Saying that current and expected debt coverage is likely to remain lower than its ratings guidelines for two or three years, S&P assigned new ratings and outlooks to the three oil companies:

  • Lowered the long- and short-term corporate credit ratings on BP PLC to
    ‘A-/A-2’ from ‘A/A-1’ and assigned a stable outlook;
  • Lowered the long- and short-term corporate credit ratings on Total S.A.
    to ‘A+/A-1’ from ‘AA-/A-1+’ and assigned a negative outlook; and
  • Lowered the long- and short-term corporate credit ratings on Statoil ASA
    to ‘A+/A-1’ from ‘AA-/A-1+’ and assigned a stable outlook.

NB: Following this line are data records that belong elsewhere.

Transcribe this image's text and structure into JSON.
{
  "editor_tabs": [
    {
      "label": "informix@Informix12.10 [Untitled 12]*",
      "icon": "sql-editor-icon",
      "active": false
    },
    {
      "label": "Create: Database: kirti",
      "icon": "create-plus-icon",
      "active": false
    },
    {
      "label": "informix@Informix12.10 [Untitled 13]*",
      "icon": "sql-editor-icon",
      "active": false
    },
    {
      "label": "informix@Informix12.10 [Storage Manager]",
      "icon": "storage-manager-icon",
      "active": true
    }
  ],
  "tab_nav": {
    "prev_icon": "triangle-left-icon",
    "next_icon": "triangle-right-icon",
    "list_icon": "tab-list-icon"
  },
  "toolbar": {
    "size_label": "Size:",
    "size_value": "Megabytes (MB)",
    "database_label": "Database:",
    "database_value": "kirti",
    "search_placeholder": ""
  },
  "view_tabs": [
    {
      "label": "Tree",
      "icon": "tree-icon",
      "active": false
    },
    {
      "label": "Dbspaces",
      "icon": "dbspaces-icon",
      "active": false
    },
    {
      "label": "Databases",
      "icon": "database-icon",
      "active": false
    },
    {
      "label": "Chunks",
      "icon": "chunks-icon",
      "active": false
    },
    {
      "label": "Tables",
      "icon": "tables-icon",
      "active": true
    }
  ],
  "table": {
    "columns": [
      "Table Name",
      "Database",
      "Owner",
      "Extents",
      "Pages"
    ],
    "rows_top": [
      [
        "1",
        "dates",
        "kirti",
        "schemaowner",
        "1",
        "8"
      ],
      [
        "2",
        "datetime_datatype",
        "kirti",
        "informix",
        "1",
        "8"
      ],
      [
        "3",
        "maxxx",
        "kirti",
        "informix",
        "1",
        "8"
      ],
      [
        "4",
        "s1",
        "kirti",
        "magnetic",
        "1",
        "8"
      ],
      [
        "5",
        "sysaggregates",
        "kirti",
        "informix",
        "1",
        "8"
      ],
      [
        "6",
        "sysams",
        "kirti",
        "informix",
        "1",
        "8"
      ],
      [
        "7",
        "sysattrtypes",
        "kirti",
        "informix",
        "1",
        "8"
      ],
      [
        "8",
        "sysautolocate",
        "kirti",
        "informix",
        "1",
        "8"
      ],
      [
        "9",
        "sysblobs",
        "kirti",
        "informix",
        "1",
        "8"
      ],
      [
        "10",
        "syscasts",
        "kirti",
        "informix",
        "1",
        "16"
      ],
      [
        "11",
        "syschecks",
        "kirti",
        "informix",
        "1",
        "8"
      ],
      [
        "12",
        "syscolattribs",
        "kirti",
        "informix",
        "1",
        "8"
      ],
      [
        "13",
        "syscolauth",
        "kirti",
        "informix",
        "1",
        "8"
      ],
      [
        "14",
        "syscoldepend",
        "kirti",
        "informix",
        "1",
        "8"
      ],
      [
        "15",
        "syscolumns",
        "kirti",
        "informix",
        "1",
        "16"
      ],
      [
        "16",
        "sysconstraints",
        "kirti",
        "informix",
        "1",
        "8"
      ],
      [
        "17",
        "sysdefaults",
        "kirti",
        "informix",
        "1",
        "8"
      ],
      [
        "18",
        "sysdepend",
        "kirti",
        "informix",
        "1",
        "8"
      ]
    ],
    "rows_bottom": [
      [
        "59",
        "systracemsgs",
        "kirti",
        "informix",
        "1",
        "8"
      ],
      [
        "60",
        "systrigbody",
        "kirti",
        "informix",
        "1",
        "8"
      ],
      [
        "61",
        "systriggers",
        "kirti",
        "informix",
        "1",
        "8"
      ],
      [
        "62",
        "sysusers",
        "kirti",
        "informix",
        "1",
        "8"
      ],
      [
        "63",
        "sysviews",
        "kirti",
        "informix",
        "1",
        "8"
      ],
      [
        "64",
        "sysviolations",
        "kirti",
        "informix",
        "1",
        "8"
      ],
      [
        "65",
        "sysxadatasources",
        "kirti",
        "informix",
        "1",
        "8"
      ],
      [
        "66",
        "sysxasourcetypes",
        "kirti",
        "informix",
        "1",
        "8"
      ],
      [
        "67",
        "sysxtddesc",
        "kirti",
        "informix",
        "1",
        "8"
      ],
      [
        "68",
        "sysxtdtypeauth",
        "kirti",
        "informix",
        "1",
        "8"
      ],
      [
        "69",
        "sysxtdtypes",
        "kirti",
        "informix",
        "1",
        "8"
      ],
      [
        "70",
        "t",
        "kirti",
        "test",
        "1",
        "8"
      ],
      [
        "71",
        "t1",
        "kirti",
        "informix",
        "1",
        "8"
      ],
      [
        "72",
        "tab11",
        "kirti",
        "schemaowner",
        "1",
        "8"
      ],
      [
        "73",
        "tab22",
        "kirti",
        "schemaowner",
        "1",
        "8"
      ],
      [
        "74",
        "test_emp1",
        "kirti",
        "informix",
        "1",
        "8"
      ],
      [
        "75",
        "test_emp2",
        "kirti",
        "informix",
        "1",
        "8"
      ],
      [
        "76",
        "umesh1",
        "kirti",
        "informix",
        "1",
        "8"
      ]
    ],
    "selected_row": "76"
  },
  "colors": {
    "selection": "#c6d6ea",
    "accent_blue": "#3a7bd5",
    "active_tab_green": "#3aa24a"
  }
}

We also
    lowered the long-term ratings on captive insurer Statoil Forsikring AS to
    ‘A’ from ‘A+’. The outlook on both entities is stable.

All three firms were removed the ratings agency’s CreditWatch negative roster. The ratings report continues:

Actual and forecast financial results in 2015 and 2016 show metrics below our previous
rating thresholds, except for Statoil whose metrics were in line with the rating level for 2015 (based on preliminary data). Our analyses explicitly factor in our projections for 2016, 2017, and 2018. Moreover, although we do forecast a recovery over this period, the return of metrics to levels consistent with the previous ratings is no longer likely, in our view.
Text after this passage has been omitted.